Вышло удачнее и осмысленнее. Успокоившись, продолжили разговор, на сей раз выглядевшим естественным продолжением совокупления, а не послесловием к нему.
- Хотелось бы честно осмыслить происшедшее, - сказала Агнесс.
- Зачем?
- Нас случили, как слепых котят, и если не разберёмся сами, трудно будет тянуть силком надетую на нас лямку.
- На меня ничего силком не надевали, - радуясь возможности возразить, сказал Эдуардо. - Да и тебя, похоже, никто не насиловал. Разве что в своём индивидуальном восприятии принимаешь желаемое за действительное. Потерпим. Время лечит. Не всегда надёжно, но это уж как кому повезёт.
- От долготерпения толку никакого. А ведь в том, что случилось, имелись в виду не наши с тобой интересы. А раз это кому-то выгодно, отчего бы и нам не иметь в этой выгоде свою долю?
- Какую именно?
- Пока не знаю. Но тот, кто распорядился нашими жизнями, должен понимать, что даровой добычей для него быть не собираемся, - дивясь собственным словам, произнесла Агнесс. А то, что Эдуардо с не меньшим удивлением воспринял услышанное, разозлило её. - Что ты уставился на меня, разве я неясно выражаюсь?
- Хотелось бы яснее.
- В конкретику вдаваться нет смысла. Во всяком случае, пока. Но о сексе давай условимся сразу: навсегда вместе, вовсе не означает, что вместе всегда.
- Вот как! И не иначе?
- Нет.
- Почему?
- Потому, что иначе не получится.
- Не нагулялась?
- Моя откровенность не должна давать повода для грубости.

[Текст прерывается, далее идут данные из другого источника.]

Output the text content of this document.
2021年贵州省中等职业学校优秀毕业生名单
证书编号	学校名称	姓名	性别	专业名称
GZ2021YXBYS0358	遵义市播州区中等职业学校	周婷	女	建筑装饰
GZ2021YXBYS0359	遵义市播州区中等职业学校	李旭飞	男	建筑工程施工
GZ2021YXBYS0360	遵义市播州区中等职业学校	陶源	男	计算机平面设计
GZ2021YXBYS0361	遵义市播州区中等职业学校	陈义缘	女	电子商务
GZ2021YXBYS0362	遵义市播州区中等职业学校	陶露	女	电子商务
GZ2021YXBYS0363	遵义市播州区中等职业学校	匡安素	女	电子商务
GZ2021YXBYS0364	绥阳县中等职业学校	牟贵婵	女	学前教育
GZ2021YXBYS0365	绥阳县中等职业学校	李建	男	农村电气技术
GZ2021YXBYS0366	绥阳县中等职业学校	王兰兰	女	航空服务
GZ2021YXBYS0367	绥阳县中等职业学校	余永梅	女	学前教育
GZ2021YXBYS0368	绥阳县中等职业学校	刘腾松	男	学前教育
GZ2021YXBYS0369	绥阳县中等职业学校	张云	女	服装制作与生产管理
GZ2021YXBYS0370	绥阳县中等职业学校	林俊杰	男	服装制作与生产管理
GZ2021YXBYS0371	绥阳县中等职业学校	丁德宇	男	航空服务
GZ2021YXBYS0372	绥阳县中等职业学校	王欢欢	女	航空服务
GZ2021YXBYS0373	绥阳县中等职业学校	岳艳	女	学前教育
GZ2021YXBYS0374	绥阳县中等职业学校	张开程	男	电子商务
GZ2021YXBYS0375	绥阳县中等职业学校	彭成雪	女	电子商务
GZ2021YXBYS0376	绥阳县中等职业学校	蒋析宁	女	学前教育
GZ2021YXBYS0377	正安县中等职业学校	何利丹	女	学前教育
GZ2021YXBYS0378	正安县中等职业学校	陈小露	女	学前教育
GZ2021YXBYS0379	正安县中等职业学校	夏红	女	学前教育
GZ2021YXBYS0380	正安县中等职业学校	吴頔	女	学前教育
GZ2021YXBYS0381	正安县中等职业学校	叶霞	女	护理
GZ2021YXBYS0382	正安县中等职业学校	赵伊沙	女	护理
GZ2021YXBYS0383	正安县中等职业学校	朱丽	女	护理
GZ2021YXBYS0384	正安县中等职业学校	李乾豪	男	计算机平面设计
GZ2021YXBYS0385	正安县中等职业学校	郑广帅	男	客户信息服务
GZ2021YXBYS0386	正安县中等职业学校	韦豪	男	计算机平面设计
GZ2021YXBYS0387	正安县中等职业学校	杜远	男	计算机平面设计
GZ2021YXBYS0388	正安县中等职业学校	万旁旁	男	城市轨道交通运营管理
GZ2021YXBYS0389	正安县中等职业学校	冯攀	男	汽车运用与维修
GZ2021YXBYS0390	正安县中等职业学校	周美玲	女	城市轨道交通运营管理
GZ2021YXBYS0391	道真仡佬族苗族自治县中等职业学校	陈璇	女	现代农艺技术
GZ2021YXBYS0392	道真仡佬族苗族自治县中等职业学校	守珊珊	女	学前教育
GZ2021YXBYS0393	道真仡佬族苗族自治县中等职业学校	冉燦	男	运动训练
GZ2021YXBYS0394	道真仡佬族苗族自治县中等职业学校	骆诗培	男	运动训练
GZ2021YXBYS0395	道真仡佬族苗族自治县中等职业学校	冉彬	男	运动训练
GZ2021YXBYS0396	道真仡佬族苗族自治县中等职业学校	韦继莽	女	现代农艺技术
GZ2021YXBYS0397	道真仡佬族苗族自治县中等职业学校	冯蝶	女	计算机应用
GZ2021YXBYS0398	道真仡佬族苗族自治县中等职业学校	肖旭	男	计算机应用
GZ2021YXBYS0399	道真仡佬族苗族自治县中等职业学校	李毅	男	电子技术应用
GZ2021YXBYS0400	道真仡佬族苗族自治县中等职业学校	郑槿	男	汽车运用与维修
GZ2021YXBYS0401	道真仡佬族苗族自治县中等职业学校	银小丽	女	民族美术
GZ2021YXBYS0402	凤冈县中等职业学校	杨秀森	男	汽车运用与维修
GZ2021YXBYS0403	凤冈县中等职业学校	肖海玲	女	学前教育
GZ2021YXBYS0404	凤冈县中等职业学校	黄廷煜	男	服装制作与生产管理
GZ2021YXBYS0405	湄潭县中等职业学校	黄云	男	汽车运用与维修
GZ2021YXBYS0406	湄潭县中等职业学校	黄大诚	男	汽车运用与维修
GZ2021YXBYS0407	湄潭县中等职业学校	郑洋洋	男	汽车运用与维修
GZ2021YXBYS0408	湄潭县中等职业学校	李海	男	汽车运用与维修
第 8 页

- Странно слышать, когда жена заявляет, что объятий горячо любимого мужа ей недостаточно. Значит, есть тот или те, без которых не обойтись.
- Не будем вдаваться в подробности.
- Но я-то знать должен...
- Всё, что тебе положено, ты знаешь. Поверь, со временем, поймёшь мою правоту.
- А как же любовь?
- Ты серьёзно?
- Любовь в браке должна хотя бы подразумеваться.
- Не отбирай хлеб у святош. Я постараюсь сделать так, чтобы настоящее удовольствие заменяло тебе неизвестно кем придуманные правила.
На том и порешили. Агнесс довольная убедительностью своих доводов, Эдуард, предоставляемой ему свободой, за которую многим мужьям приходится бороться не на живот, а на смерть.